Однако сама возможность постутопического монтажа, открытая в русской культуре именно Мандельштамом, сохранилась как потенция дальнейшего развития, которая позже и была реализована. На первых порах, в 1940-х, эту «эстафету» подхватили авторы, вряд ли планировавшие развивать эстетические традиции Мандельштама. Об этом пойдет речь в следующей главе.
От революционного модернизма — к соцреализму: оптика современников
В статье «Золотой край» (1931) Виктор Шкловский писал:
Люди нашего времени, люди интенсивной детали — люди барокко. […]
Барокко, жизнь интенсивных деталей — не порок, а свойство нашего времени, наши лучшие живые поэты борются с этим свойством[340].
В 1932 году, после того как основные течения литературного авангарда были разогнаны или «самораспустились» под давлением РАППа и ЦК ВКП(б), Шкловский опубликовал статью «О людях, которые идут по одной и той же дороге и об этом не знают. Конец барокко». В этом сочинении он утверждал, что в творчестве С. Эйзенштейна, И. Бабеля, О. Мандельштама и Ю. Тынянова сохраняется авангардная эстетика, которая теперь, в 1932 году, выглядит малоплодотворной, — и провозглашал: «Время барокко прошло. Наступает непрерывное искусство»[341].

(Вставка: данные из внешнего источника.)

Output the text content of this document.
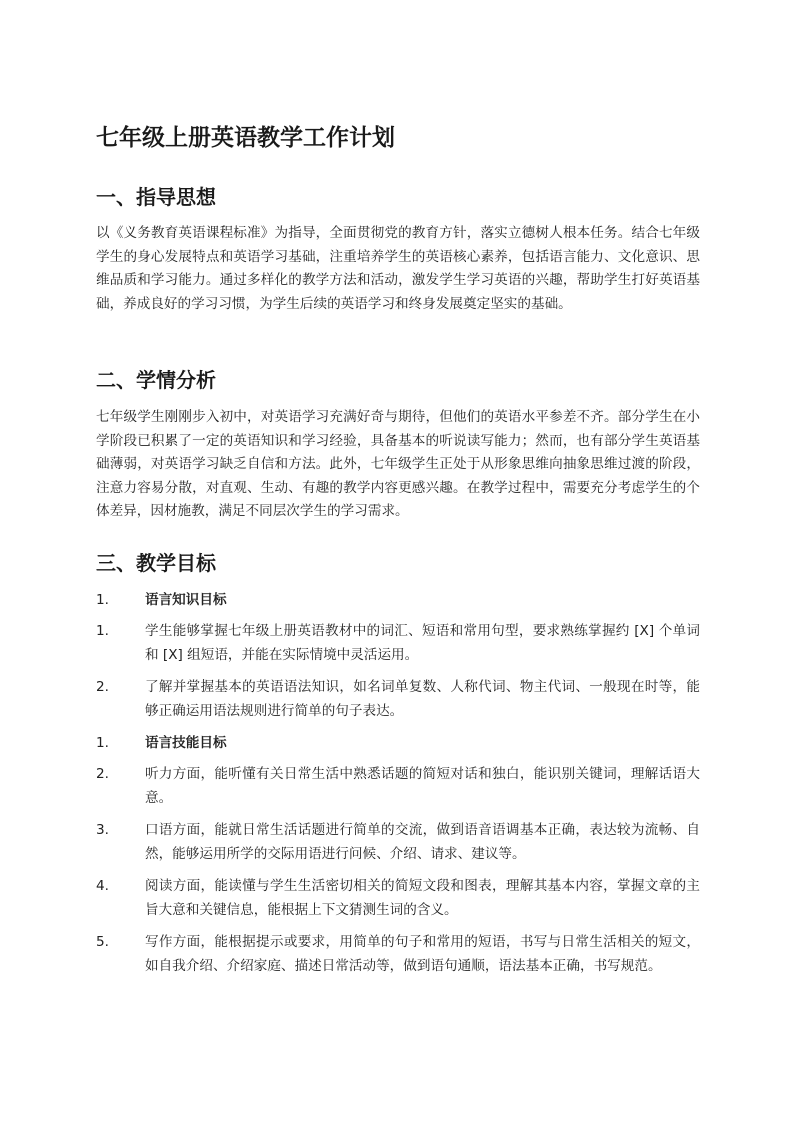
七年级上册英语教学工作计划
一、指导思想

以《义务教育英语课程标准》为指导，全面贯彻党的教育方针，落实立德树人根本任务。结合七年级学生的身心发展特点和英语学习基础，注重培养学生的英语核心素养，包括语言能力、文化意识、思维品质和学习能力。通过多样化的教学方法和活动，激发学生学习英语的兴趣，帮助学生打好英语基础，养成良好的学习习惯，为学生后续的英语学习和终身发展奠定坚实的基础。

二、学情分析

七年级学生刚刚步入初中，对英语学习充满好奇与期待，但他们的英语水平参差不齐。部分学生在小学阶段已积累了一定的英语知识和学习经验，具备基本的听说读写能力；然而，也有部分学生英语基础薄弱，对英语学习缺乏自信和方法。此外，七年级学生正处于从形象思维向抽象思维过渡的阶段，注意力容易分散，对直观、生动、有趣的教学内容更感兴趣。在教学过程中，需要充分考虑学生的个体差异，因材施教，满足不同层次学生的学习需求。

三、教学目标
1.	语言知识目标
1.	学生能够掌握七年级上册英语教材中的词汇、短语和常用句型，要求熟练掌握约 [X] 个单词和 [X] 组短语，并能在实际情境中灵活运用。
2.	了解并掌握基本的英语语法知识，如名词单复数、人称代词、物主代词、一般现在时等，能够正确运用语法规则进行简单的句子表达。
1.	语言技能目标
2.	听力方面，能听懂有关日常生活中熟悉话题的简短对话和独白，能识别关键词，理解话语大意。
3.	口语方面，能就日常生活话题进行简单的交流，做到语音语调基本正确，表达较为流畅、自然，能够运用所学的交际用语进行问候、介绍、请求、建议等。
4.	阅读方面，能读懂与学生生活密切相关的简短文段和图表，理解其基本内容，掌握文章的主旨大意和关键信息，能根据上下文猜测生词的含义。
5.	写作方面，能根据提示或要求，用简单的句子和常用的短语，书写与日常生活相关的短文，如自我介绍、介绍家庭、描述日常活动等，做到语句通顺，语法基本正确，书写规范。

Параллели между барокко и авангардом бурно обсуждаются в российской истории культуры со второй половины 1970-х годов, когда сопоставление этих художественных систем стало предметом нескольких монографических исследований И. П. Смирнова[342]. Тогда же и художники, и исследователи различных видов искусства в странах Европы и Америки заговорили о «возвращении барокко»; наиболее яркой была концепция «необарокко», созданная итальянским семиотиком Омаром Калабрезе[343].
Шкловский не предвосхитил в своем диагнозе постановку вопроса, характерную для конца 1970-х годов, — проблема, которую он решал, была специфически советской и нехарактерной для других культур начала 1930-х.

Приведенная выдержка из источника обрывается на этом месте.